After using the Theil-Sen estimator to obtain a robust linear regression (in my case 2D), I would like to decide on a set of outlier points.

Is there a natural way to do this given the Theil-Sen solution? Or is it simply taking all points whose residual is beyond some arbitrary cutoff?

  • $\begingroup$ It seems there are some strong arguments as to why the opttimal cut-off is a tat above the $[n/2]+1$ order statistics. $\endgroup$
    – user603
    Commented Oct 29, 2015 at 20:54
  • 1
    $\begingroup$ @user603 thanks - can you elaborate and/or provide a reference? $\endgroup$
    – Bitwise
    Commented Oct 29, 2015 at 23:06
  • $\begingroup$ sorry that should have been $[0.7n]+1$. I will try to post an answer later. $\endgroup$
    – user603
    Commented Oct 30, 2015 at 7:37

1 Answer 1


I assume that you are familiar with the notion of breakdown point of an estimator. A similar concept exists for outlier identification rules (see [3]).

  • (a) The breakdown point of the Theil-Sen estimator at 2D data is $1-\frac{1}{\sqrt{2}}$.
  • (b) Furthermore, the 2D Theil-Sen estimator is residual admissible (meaning that it only depends on the data through the vector of residuals of the fit).

Denote $\pmb e=\{e_i\}_{i=1}^n$ the $n$-vector of fitted residuals. Because of (a) and (b) flagging as outliers the observations with residual larger than the $q_h=1-(1-\frac{1}{\sqrt{2}})$ quantile of $|\pmb e|=\{|e_i|\}_{i=1}^n$ will enssure that your outlier identification rule has the same breakdown point that the estimator it is based on. Using a higher value of $q_h$ will decrease the breakdown point (of your outlier identification rule) while using a lower value of $q_h$ will not increase it (the breakdown of your outlier identification rule is bounded from below by the breakdown point of the fit you use to identify the outliers).

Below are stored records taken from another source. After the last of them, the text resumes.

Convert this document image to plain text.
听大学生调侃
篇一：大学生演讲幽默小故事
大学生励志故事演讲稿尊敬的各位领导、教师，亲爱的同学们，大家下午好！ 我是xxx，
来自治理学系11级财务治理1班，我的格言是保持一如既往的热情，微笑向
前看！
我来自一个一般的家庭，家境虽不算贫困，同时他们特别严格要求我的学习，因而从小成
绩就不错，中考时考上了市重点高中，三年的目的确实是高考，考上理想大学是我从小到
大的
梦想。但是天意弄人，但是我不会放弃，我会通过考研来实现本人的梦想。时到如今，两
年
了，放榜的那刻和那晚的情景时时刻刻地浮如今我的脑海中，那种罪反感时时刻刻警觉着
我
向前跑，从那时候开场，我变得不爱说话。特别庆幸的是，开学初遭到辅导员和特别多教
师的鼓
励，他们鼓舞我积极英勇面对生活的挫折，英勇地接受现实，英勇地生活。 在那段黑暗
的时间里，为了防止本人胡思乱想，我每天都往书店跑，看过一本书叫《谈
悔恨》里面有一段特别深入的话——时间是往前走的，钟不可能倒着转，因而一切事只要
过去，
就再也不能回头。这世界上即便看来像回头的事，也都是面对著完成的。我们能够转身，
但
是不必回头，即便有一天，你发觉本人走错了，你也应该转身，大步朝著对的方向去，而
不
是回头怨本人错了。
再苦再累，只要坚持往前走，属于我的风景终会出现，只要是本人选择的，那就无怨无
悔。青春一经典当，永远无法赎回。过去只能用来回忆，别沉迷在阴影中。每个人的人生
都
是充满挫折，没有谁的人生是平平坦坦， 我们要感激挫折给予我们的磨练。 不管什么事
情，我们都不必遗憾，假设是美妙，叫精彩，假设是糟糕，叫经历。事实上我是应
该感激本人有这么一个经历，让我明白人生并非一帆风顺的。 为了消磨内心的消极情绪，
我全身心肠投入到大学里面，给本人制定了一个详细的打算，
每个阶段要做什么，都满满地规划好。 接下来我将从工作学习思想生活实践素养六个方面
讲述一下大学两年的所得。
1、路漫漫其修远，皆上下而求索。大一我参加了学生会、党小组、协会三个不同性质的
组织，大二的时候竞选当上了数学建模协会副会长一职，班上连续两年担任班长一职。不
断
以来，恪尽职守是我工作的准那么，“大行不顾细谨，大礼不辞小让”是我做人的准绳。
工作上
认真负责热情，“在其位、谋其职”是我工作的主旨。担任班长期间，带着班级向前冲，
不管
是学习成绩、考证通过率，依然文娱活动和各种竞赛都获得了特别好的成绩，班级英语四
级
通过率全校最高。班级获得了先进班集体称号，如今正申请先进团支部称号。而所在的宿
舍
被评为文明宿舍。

Increasing $q_h$ will reduce the risk of misclassifying non-outlying observations as outliers (setting $q_h=1$ will make sure that no non-outlying observations are miss-classified as outliers). But you could obtain a much better result by using one step reweighing (1). With one step re weighting you can set the asymptotic risk of misclassifying non-outlying observations as outliers to any small value $\epsilon$ without affecting the breakdown point of your outlier identification rule (though you will increase the minimum distance outliers have to be from the bulk of the data to be identifiable, this distance has no bearing on the notion of breakdown point of an outlier identification rule). As a cost, you will need to add assumptions about the distribution of the vector of residuals.

In any case there is a range of admissible trade-off between the two type of risks (misclassifying non-outlying data points as outliers and misclassifying outliers as non-outlying data points) for any value of $q_h$ above a threshold $q_h^*$ corresponding to the breakdown point of the initial estimator. For outlier identification rule based on the Theil-Sen estimator, $q_h^*=1-(1-\frac{1}{\sqrt{2}})$.

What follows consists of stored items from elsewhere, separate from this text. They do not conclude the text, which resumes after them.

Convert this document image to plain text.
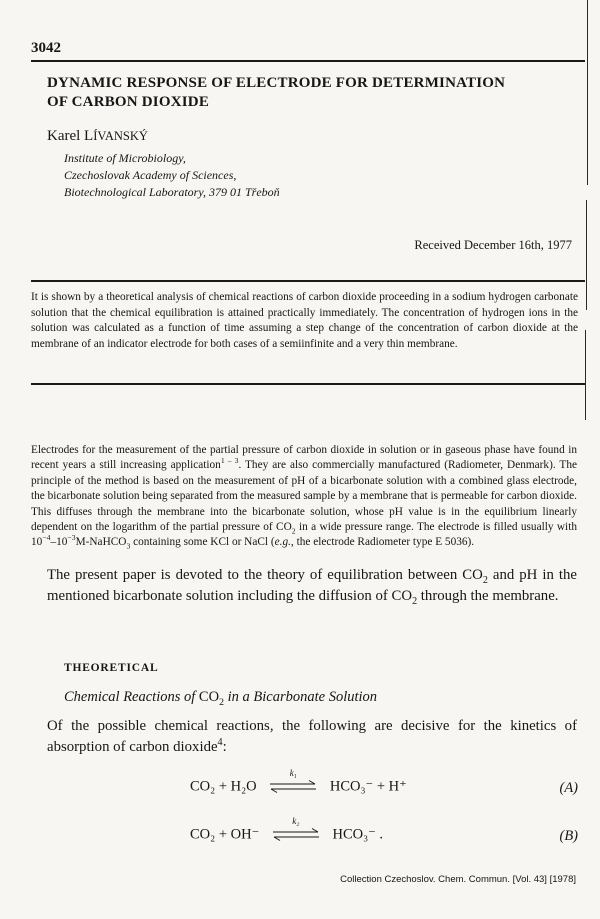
3042
DYNAMIC RESPONSE OF ELECTRODE FOR DETERMINATION
OF CARBON DIOXIDE
Karel LÍVANSKÝ
Institute of Microbiology,
Czechoslovak Academy of Sciences,
Biotechnological Laboratory, 379 01 Třeboň
Received December 16th, 1977
It is shown by a theoretical analysis of chemical reactions of carbon dioxide proceeding in a sodium hydrogen carbonate solution that the chemical equilibration is attained practically immediately. The concentration of hydrogen ions in the solution was calculated as a function of time assuming a step change of the concentration of carbon dioxide at the membrane of an indicator electrode for both cases of a semiinfinite and a very thin membrane.
Electrodes for the measurement of the partial pressure of carbon dioxide in solution or in gaseous phase have found in recent years a still increasing application$^{1 - 3}$. They are also commercially manufactured (Radiometer, Denmark). The principle of the method is based on the measurement of pH of a bicarbonate solution with a combined glass electrode, the bicarbonate solution being separated from the measured sample by a membrane that is permeable for carbon dioxide. This diffuses through the membrane into the bicarbonate solution, whose pH value is in the equilibrium linearly dependent on the logarithm of the partial pressure of $CO_2$ in a wide pressure range. The electrode is filled usually with $10^{-4}-10^{-3}M-NaHCO_3$ containing some KCl or NaCl (e.g., the electrode Radiometer type E 5036).
The present paper is devoted to the theory of equilibration between $CO_2$ and pH in the mentioned bicarbonate solution including the diffusion of $CO_2$ through the membrane.
THEORETICAL
Chemical Reactions of $CO_2$ in a Bicarbonate Solution
Of the possible chemical reactions, the following are decisive for the kinetics of absorption of carbon dioxide$^4$:
CO₂ + H₂O
k₁
HCO₃⁻ + H⁺	(A)
CO₂ + OH⁻
k₂
HCO₃⁻ .	(B)
Collection Czechoslov. Chem. Commun. [Vol. 43] [1978]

Using the Theil-Sen estimator to find outlier is sub-optimal from a statistical point of view. You will get better trade-off terms as well as also the choice of having more robustness to outliers by using a more modern method such as FastLTS. FastLTS also includes a re-weighting step, but is based on more robust initial estimates than the Theil-Sen fit (so that the $q_h^*$ of FastLTS can be as high as $\approx 0.5$). See 2 for a recent review.

  • [1] P. Cizek (2010). Reweighted Least Trimmed Squares: An Alternative to One-Step Estimators.
  • [2] M. Hubert, P. J. Rousseeuw, and S. Van Aelst (2008). High-Breakdown Robust Multivariate Methods.
  • [3] C. Becker and U. Gather (1999). The Masking Breakdown Point of Multivariate Outlier Identification Rules.